Stepwise enforcement
A v2 tarball that declares previous_version ships its predecessor's
manifest bundled at prev/manifest.yaml plus the matching detached
signature at prev/manifest.yaml.sig. Apply refuses unless:
prev/manifest.yamlis present, signed by the same trust anchor as the outer tarball.- The on-disk SHA256 of
prev/manifest.yamlmatches the outer manifest'sprevious_manifest_sha256. - The currently installed version equals the outer manifest's
previous_version.
The first failed condition aborts the apply with a clear "stepwise upgrade required: install vX first" message. A multi-step jump is the operator's responsibility: apply intermediate tarballs in sequence.
New flags on upgrade apply
osvbngcli> upgrade apply [--first-boot] [--force-retry] <tarball>
--first-bootis set ONLY byosvbng-firstboot.serviceon a freshly imaged box. It skips prev-manifest verification, skips the current-version discovery (the binary does not exist yet at first boot), skips snapshot creation, and writes a separatefirst_boot_*journal phase chain.

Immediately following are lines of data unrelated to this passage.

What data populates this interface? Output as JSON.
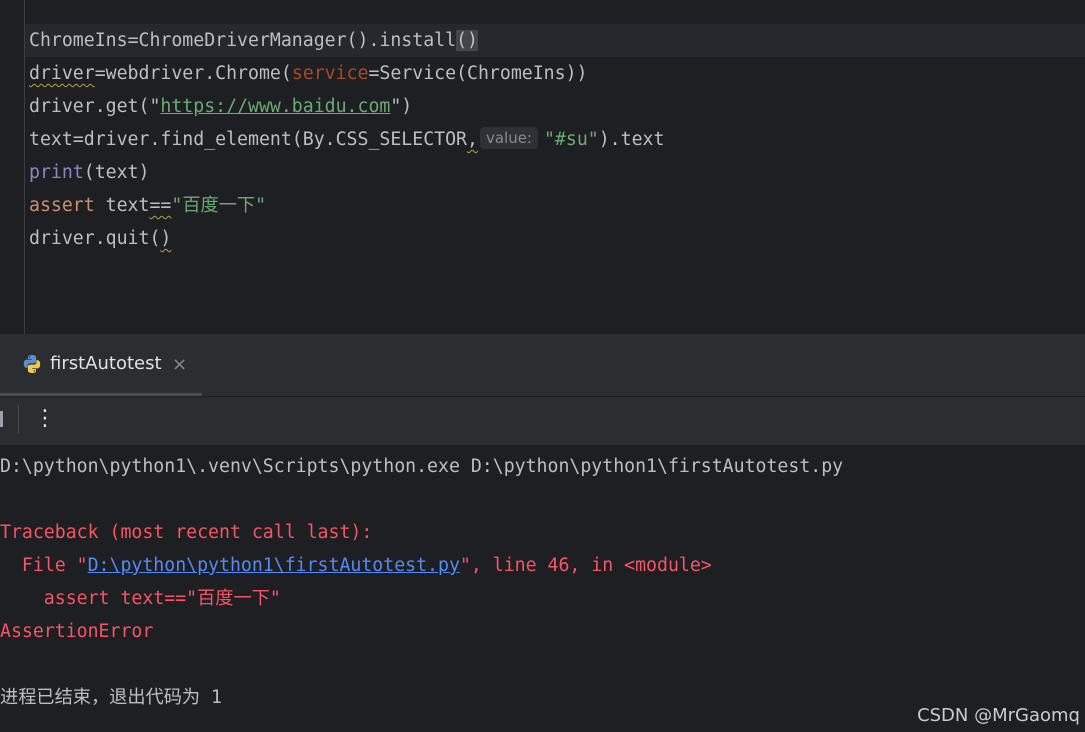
{
  "editor": {
    "lines": [
      {
        "a": "ChromeIns",
        "b": "=ChromeDriverManager().install",
        "c": "(",
        "d": ")"
      },
      {
        "a": "driver",
        "b": "=webdriver.Chrome(",
        "c": "service",
        "d": "=Service(ChromeIns))"
      },
      {
        "a": "driver.get(\"",
        "b": "https://www.baidu.com",
        "c": "\")"
      },
      {
        "a": "text=driver.find_element(By.CSS_SELECTOR",
        "b": ",",
        "hint": "value:",
        "c": "\"#su\"",
        "d": ").text"
      },
      {
        "a": "print",
        "b": "(text)"
      },
      {
        "a": "assert",
        "b": " ",
        "c": "text",
        "d": "==",
        "e": "\"百度一下\""
      },
      {
        "a": "driver.quit(",
        "b": ")"
      }
    ]
  },
  "run": {
    "tab_label": "firstAutotest",
    "close_glyph": "×",
    "more_glyph": "⋮",
    "output": {
      "cmd": "D:\\python\\python1\\.venv\\Scripts\\python.exe D:\\python\\python1\\firstAutotest.py",
      "traceback": "Traceback (most recent call last):",
      "file_prefix": "  File \"",
      "file_link": "D:\\python\\python1\\firstAutotest.py",
      "file_suffix": "\", line 46, in <module>",
      "assert_prefix": "    assert text==\"",
      "assert_cjk": "百度一下",
      "assert_suffix": "\"",
      "error": "AssertionError",
      "exit": "进程已结束，退出代码为 1"
    }
  },
  "watermark": "CSDN @MrGaomq"
}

Operators do not run this flag manually outside lab work.--force-retryoverrides the partial-apply guard. The guard normally refuses to start a new apply when the previous one ended at a non-completed phase, because doing so would erase the only viable rollback to N-1. Use--force-retryonly after investigating/var/opt/osvbng/upgrade-state.jsonand deciding the partial state is safe to discard — for example, when the prior failure happened during the post-swap health window andupgrade rollbackalready ran successfully but the journal terminal phase was not written.
oper system reload
A new operator-driven subcommand re-renders templates from
/usr/share/osvbng/templates/ and pushes the result into FRR via
frr-reload. Use it after a sanctioned template edit in a lab — the
upgrade flow does NOT call this; upgrade apply swaps templates and
restarts the daemon, which renders templates naturally during start.
osvbngcli> oper system reload
Blast radius is equivalent to a commit of running config: FRR sees a
new config and applies it. Dataplane templates are explicitly NOT
handled by this subcommand — dataplane.conf.tmpl changes need a VPP
restart, which the upgrade flow provides when an artifact declares
requires_restart: vpp.
v1-line operability
There is no v1-line operability path; deployments before v0.14.0 were internal lab installs. Boxes installed against an early Tier A build should be re-imaged from the v2 packer image rather than upgraded in place.